A greve geral belga

Neno Vasco

15 de maio de 1913


Primeira Edição: semanário TERRA LIVRE N.º 14 – Lisboa, 15 de maio de 1913

Fonte: https://ultimabarricada.wordpress.com/neno-vasco/obras-de-neno-vasco/a-greve-geral-belga/

Transcrição e HTML: Fernando Araújo.


Todos os que desejariam ver o proletariado encaminhar-se todo pela via enganadora e nefasta da ação parlamentar e do democratismo nos apontam agora como grande exemplo – de ordem, de cordura, de pacivismo, de disciplina – a grandiosa greve geral realizada na Bélgica para a conquista do sufrágio universal puro e simples (cada homem, um voto), ou mais exatamente, para a conquista do poder por parte dos liberais e dos sociais-democratas.

E não admira. O fim é todo democrático e paz social, e uma greve por ele orientada é um verdadeiro regalo para o bom coração da burguesia liberal. E demais, a greve geral belga merece o aplauso dessa burguesia porque não foi um episódio da luta de classes, mas um ato em que duas classes inimigas colaboraram – impondo o aliado liberal a não paralização dos grandes serviços públicos; e mereceu a benevolência pachorrenta do governo belga e do seu partido, porque… não os feriu a eles, mas exclusivamente os próprios grevistas e seus aliados! Se não, sempre haveria protesto para violências…

Com efeito, a greve geral democrática não passou afinal duma platónica manifestação domingueira – manifestação, aliás, sem cortejos públicos, a não ser onde, como em Bruxelas, os grevistas precisavam de se mostrar para que não passassem inteiramente despercebidos! A impressão sentida pelos jornalistas era a que são as cidades aos domingos: a «greve» era uma simples folga dominical. Os serviços de transportes, luz, correios, etc., não pararam.

Dirigida contra o governo e a burguesia clericais, a greve belga não os atingiu, porém. Não se estendeu aos campos, onde os padres têm a maior força; não abrangeu as indústrias das religiões onde os patrões são clericais e os salariados se agrupam em associações católicas. A greve só prejudicou os próprios grevistas, os patrões liberais, que, salvo raras exceções apoiaram tácita ou expressamente o movimento, e o pequeno comércio, vítima das menores perturbações. Os que tanto acusam a greve de ser «arma de dois gumes» – como se o operário tivesse uma de um só gume contra o inimigo! – deveriam reprovar a arma usada pelos belgas, arma cujo único gume só cortou os manejadores!
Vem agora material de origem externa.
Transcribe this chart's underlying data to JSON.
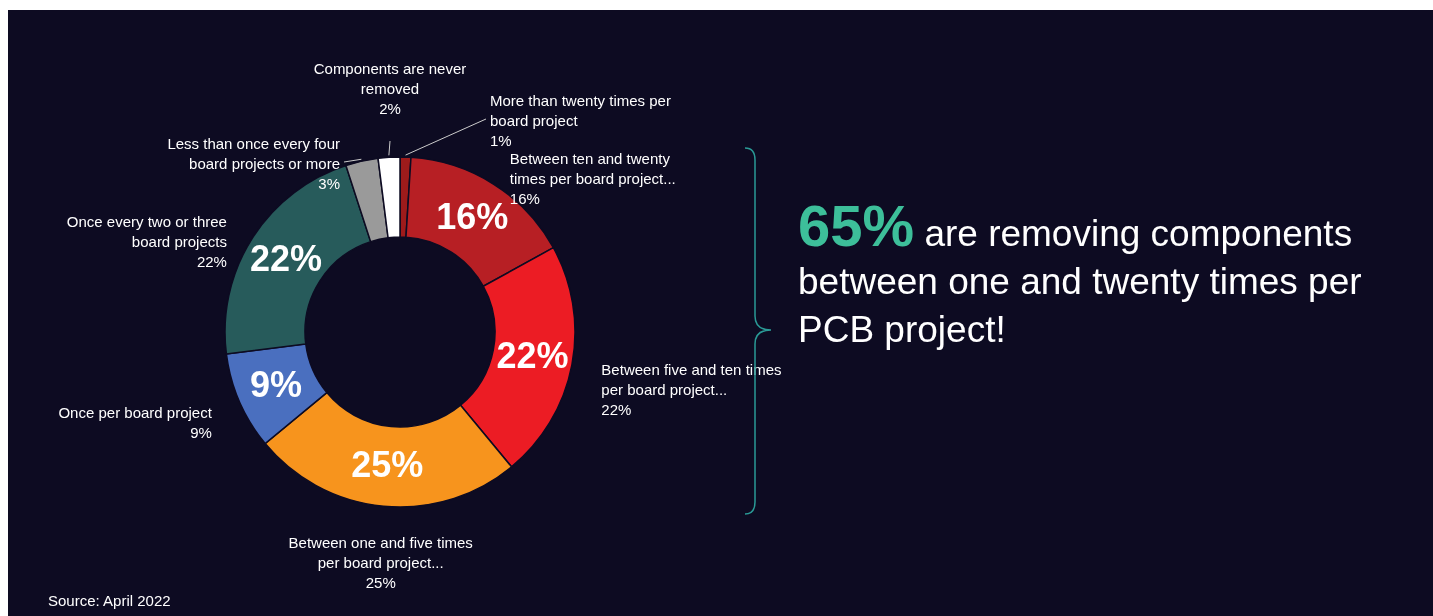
{
  "chart_data": {
    "type": "donut",
    "categories": [
      "More than twenty times per board project",
      "Between ten and twenty times per board project...",
      "Between five and ten times per board project...",
      "Between one and five times per board project...",
      "Once per board project",
      "Once every two or three board projects",
      "Less than once every four board projects or more",
      "Components are never removed"
    ],
    "values": [
      1,
      16,
      22,
      25,
      9,
      22,
      3,
      2
    ],
    "colors": [
      "#9e1b1b",
      "#b71f24",
      "#ec1c24",
      "#f7941d",
      "#4a6fbf",
      "#275b5b",
      "#9a9a9a",
      "#ffffff"
    ],
    "value_labels": [
      "1%",
      "16%",
      "22%",
      "25%",
      "9%",
      "22%",
      "3%",
      "2%"
    ],
    "annotations": [
      "65%",
      "are removing components between one and twenty times per PCB project!",
      "Source: April 2022"
    ]
  }
}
Muito outra é a verdadeira greve geral proletária. Esta desfaz todos os equívocos, não admite colaborações nocivas e assume logo o aspeto e a impressão de luta. O seu maior empenho é precisamente suspender os serviços essenciais, os que se referem à força motriz, à circulação dos produtos, à vida de relações. E vai diretamente ao alvo, pois ataca os próprios patrões dos grevistas ou, por meio deles, o governo que desses patrões é guarda. Os inimigos são assim colocados face a face. E eis porque a burguesia de todas as cores, então unida e solidária, acha o caso gravíssimo e trata de reprimir sob todos os pretextos.

A «greve geral» belga teve apenas o valor de um grande comício, que os dirigentes trataram de dissolver em boa ordem, logo que o governo soltou uma vaga promessa verbal.

 Não confundamos duas coisas bem diversas.